ダムの影響と土砂掃流
出典: フリー百科事典『ウィキペディア(Wikipedia)』 (2022/02/27 05:06 UTC 版)
ところが昭和43年(1968年)に下久保ダムが完成すると渓谷の様子は激変した。飲料水の確保や灌漑用水の確保のほか、発電も行う下久保ダムでは、川を堰き止めて貯めた水で発電した後、放流水を地下トンネルに排水する。このトンネルは三波石峡の下流側で神流川に注ぐため、三波石峡には全く水が流れないようになってしまった。 これはダムの下流の神流川にさまざまな環境の変化をもたらした。とりわけ三波石峡はその影響が大きかった。まず、水が流れなくなった渓谷にはコケやツル、雑草などの植物が生い茂って川床が見えなくなった。さらにこうした植生が峡谷の底を流れる川床まで広がったことで、まるで「山が迫って」谷が狭くなったような印象をもたらした。そのうえ、美しさを誇った峡谷の名石は、藻や苔が生えたり、土埃や「ノロ」と呼ばれるシルトの付着によって汚れ、黒ずんでしまった。ほとんど水が失われたことで、わずかに残った水場でも、かつては生えていなかった藻が繁茂して淵が澱んだりした。こうして様々な「景観障害」が引き起こされた。 また、ダムによって水の流れが堰き止められたことで、上流からやってくる小石や砂といった土砂の供給も停まってしまった。このことが三波石峡の地形や景観を変えることになった。巨岩・大岩が散在し、ところどころに淵や瀬がある峡谷では、上流から流れてきた砂利や砂礫が、岩の陰や淵の周囲、あるいは川底に砂堆となって集まっていく。
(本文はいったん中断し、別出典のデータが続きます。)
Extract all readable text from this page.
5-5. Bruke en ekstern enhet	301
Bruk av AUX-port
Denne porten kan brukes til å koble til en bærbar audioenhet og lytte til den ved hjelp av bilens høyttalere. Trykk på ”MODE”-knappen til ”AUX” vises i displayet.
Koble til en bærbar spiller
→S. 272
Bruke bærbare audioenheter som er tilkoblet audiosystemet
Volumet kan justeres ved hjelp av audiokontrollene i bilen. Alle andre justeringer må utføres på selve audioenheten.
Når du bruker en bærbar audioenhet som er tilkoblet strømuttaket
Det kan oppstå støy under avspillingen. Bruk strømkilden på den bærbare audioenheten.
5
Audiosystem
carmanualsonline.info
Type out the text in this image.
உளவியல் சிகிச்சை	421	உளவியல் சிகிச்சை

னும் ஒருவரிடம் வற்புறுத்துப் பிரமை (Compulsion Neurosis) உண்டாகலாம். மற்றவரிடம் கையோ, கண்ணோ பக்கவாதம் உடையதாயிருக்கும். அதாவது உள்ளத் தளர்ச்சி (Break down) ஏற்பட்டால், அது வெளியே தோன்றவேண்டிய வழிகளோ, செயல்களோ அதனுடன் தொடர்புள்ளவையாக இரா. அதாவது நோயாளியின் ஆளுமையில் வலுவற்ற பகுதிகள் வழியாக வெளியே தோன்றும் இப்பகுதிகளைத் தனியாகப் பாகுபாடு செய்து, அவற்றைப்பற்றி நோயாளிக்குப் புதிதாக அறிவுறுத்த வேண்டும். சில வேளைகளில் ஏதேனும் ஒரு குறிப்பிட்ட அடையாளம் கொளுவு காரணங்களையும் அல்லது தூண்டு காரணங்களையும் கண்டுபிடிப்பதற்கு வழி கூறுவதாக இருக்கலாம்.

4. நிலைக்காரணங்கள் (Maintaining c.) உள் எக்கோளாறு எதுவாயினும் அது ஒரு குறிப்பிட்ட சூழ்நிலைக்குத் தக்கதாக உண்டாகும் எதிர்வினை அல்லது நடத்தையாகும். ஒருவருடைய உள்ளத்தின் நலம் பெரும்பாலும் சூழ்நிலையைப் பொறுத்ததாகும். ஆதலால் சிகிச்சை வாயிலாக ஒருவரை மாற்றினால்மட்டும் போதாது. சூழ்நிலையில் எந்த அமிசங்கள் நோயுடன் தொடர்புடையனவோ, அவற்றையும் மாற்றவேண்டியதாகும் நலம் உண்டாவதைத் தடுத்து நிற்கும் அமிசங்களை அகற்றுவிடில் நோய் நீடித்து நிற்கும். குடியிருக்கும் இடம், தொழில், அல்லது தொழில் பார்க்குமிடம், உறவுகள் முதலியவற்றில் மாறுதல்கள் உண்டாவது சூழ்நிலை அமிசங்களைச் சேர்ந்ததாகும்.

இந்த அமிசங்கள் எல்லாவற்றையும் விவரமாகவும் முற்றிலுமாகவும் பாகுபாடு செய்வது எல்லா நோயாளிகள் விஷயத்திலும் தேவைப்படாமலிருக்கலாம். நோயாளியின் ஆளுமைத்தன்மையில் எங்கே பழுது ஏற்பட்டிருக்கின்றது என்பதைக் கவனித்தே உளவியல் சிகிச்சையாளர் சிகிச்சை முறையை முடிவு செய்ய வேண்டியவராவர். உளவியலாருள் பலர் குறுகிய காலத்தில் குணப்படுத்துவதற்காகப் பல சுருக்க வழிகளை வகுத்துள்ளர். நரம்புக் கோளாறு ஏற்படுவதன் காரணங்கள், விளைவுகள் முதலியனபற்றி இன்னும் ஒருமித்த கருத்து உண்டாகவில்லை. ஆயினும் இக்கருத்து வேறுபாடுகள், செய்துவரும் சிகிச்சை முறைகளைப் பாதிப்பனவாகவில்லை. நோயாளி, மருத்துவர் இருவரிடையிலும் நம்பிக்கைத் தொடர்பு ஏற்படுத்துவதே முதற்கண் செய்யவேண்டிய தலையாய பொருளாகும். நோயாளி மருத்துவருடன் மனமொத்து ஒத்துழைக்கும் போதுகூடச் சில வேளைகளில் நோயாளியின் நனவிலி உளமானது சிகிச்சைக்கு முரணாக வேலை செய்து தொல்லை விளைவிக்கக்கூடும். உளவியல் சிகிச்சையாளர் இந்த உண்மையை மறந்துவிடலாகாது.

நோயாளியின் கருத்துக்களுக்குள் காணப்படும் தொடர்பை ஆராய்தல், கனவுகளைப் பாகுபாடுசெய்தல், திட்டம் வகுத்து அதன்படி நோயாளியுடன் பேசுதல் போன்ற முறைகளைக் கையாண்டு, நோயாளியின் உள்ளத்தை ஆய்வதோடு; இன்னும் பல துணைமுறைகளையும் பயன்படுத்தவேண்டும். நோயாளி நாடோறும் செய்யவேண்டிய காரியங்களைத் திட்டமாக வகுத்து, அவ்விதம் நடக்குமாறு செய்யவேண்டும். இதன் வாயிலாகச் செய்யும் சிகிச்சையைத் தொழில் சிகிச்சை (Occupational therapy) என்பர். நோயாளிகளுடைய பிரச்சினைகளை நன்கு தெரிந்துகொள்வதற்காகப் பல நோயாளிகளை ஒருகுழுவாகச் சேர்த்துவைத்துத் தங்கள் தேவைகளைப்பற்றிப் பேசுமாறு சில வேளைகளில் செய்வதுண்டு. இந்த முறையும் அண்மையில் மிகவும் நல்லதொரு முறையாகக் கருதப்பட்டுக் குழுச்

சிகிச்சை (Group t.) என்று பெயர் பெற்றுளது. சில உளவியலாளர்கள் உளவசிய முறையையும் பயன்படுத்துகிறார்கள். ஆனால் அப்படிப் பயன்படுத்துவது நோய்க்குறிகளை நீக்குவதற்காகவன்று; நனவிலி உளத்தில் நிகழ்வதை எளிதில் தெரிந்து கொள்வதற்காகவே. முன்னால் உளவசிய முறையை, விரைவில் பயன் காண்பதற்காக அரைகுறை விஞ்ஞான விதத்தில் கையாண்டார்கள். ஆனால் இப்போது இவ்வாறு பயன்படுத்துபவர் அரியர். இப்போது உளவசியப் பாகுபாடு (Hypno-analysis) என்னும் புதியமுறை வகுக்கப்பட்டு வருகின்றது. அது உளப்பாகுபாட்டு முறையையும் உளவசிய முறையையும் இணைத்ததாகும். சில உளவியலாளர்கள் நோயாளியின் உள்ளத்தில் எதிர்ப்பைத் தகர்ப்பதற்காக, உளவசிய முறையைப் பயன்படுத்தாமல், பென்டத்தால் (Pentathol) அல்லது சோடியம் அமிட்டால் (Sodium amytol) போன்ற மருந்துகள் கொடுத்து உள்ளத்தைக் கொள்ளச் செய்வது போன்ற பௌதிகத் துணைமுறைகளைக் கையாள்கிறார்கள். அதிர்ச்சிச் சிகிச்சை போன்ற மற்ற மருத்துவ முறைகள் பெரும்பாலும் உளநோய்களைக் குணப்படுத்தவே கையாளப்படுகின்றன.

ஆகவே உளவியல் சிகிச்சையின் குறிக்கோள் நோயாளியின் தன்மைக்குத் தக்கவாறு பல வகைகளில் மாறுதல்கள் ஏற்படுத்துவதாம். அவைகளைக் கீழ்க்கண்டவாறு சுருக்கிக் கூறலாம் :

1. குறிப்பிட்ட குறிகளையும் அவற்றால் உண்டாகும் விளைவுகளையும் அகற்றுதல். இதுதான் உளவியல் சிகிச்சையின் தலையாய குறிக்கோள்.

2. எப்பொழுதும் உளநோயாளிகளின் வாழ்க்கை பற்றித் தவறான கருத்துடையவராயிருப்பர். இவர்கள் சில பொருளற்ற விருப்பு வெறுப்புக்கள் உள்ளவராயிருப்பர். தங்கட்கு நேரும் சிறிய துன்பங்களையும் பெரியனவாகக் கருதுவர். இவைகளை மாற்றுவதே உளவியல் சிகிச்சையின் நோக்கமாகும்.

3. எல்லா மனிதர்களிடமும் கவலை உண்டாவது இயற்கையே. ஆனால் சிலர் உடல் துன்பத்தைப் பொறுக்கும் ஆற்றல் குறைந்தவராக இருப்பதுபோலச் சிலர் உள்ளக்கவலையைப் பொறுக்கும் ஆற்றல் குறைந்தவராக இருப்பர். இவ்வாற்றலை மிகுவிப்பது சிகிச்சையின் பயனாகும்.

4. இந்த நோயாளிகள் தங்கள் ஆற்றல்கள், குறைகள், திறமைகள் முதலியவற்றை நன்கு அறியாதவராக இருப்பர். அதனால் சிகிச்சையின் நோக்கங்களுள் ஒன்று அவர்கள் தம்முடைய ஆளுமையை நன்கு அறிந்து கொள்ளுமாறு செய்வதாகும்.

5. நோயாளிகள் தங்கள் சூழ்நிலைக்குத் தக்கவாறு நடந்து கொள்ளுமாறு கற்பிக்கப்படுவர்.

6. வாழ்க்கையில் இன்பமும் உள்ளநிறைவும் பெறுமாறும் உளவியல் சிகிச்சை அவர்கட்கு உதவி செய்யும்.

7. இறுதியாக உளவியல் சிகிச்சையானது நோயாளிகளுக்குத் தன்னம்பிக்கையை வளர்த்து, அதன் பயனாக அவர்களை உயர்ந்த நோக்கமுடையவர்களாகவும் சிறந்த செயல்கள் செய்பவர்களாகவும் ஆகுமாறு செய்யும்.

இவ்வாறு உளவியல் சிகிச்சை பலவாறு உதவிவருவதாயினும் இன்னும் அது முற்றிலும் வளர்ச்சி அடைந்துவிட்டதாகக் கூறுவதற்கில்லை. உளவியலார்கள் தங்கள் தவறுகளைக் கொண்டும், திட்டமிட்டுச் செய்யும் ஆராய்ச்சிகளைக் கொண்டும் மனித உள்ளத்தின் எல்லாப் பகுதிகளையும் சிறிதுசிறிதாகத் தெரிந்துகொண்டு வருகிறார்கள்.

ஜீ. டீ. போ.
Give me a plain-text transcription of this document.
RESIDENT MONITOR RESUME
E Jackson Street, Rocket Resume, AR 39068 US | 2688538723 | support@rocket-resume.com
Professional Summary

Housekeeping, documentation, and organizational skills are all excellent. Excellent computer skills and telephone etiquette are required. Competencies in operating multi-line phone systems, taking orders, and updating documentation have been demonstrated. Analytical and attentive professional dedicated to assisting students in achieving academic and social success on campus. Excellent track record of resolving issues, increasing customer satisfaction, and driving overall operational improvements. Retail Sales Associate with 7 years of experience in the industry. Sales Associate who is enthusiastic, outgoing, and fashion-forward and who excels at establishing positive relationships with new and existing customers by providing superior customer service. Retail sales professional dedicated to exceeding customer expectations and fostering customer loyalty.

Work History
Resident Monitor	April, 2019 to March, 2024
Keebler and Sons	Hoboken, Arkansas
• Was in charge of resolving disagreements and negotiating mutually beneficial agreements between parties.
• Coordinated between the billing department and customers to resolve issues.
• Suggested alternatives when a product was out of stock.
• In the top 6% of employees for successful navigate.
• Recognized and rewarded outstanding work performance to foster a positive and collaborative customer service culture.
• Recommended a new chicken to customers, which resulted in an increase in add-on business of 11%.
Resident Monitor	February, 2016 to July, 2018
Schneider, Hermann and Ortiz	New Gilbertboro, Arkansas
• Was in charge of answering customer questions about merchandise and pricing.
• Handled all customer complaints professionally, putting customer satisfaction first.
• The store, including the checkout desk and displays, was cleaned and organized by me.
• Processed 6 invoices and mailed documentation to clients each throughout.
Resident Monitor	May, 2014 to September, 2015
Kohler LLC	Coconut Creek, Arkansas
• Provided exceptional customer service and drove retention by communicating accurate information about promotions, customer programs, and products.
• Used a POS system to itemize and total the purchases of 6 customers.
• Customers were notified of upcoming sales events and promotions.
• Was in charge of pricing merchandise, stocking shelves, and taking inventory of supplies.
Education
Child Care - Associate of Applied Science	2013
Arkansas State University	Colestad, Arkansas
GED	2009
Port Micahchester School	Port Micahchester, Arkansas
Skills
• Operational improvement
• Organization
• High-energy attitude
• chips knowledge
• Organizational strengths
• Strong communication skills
これらの砂礫は、絶えない川の流水によって下流へと運び去られるが、同時に上流から継続的に砂礫が供給されるので、河原や川床は維持される。ところがダムによりこうした砂礫の供給が遮断されると、大雨や洪水などの出水で砂礫が下流へ流れ去ったあと、河原や川床が回復しない。このため三波石峡では、かつては河原を散策しながら渓谷を鑑賞できたのに、その河原が消失してしまった。また、川床は従前よりも深くなった。その規模は、三波石峡谷内では場所によって2メートル、三波石峡よりも下流の神流川ではところによって5メートルにも達した。これは三波石峡谷の景観を変えただけでなく、神流川の生態系にも重大な変化をもたらし、漁業関係者にも影響を及ぼした。 こうして荒廃した三波石峡を昔の姿に戻すため、地元では様々な取り組みが行われた。ダム建設から30年余りを経て、流域住民の生活や財産を保全するためダムの洪水調節機能は絶対不可欠であるという意見がある一方で、洪水は「河川の健全な撹乱機会」であるとする見解も認められるようになった。また、想定以上の規模で進行するダム内の土砂の堆積への対応も迫られるようになった。 平成13年(2001年)から「水環境改善事業」として、峡谷に32年ぶりに水を流すことになった。ところが思ったほどには三波石峡の環境は改善しなかった。そこでダムに堆積する土砂対策も兼ねて、放水にあわせて土砂を流すことが検討された。ただし、三波石峡の景観を復活させるために川に土砂を流すことは、さらに下流で利水を行う様々な事業者にも影響を及ぼすことになり、利害の対立も生じる。たとえば農業関係者にとっては、取水堰に貯まる土砂対策のメンテナンス費用がかさむことになる。そこで、ダムの事業者、三波石峡の景観復活運動を行う団体や、農業・漁業関係者、さらには発電事業者や川でカヌーによる商売を営む事業者まで様々な利害関係者が一同に会して、下久保ダムの土砂対策から三波石峡の景観障害対策、漁業・農業振興策を一体的に議論を行った。こうして平成15年(2003年)から土砂掃流(土石掃流)が始まった。これは川の流れにのった小石や砂のクレンジング効果によって峡谷の岩石が磨かれ、美しい緑色の岩肌を復活させる取り組みである。また同時に、深くなってしまった川床を回復する効果も期待された。これにより三波石峡は往年の姿を取り戻しつつある。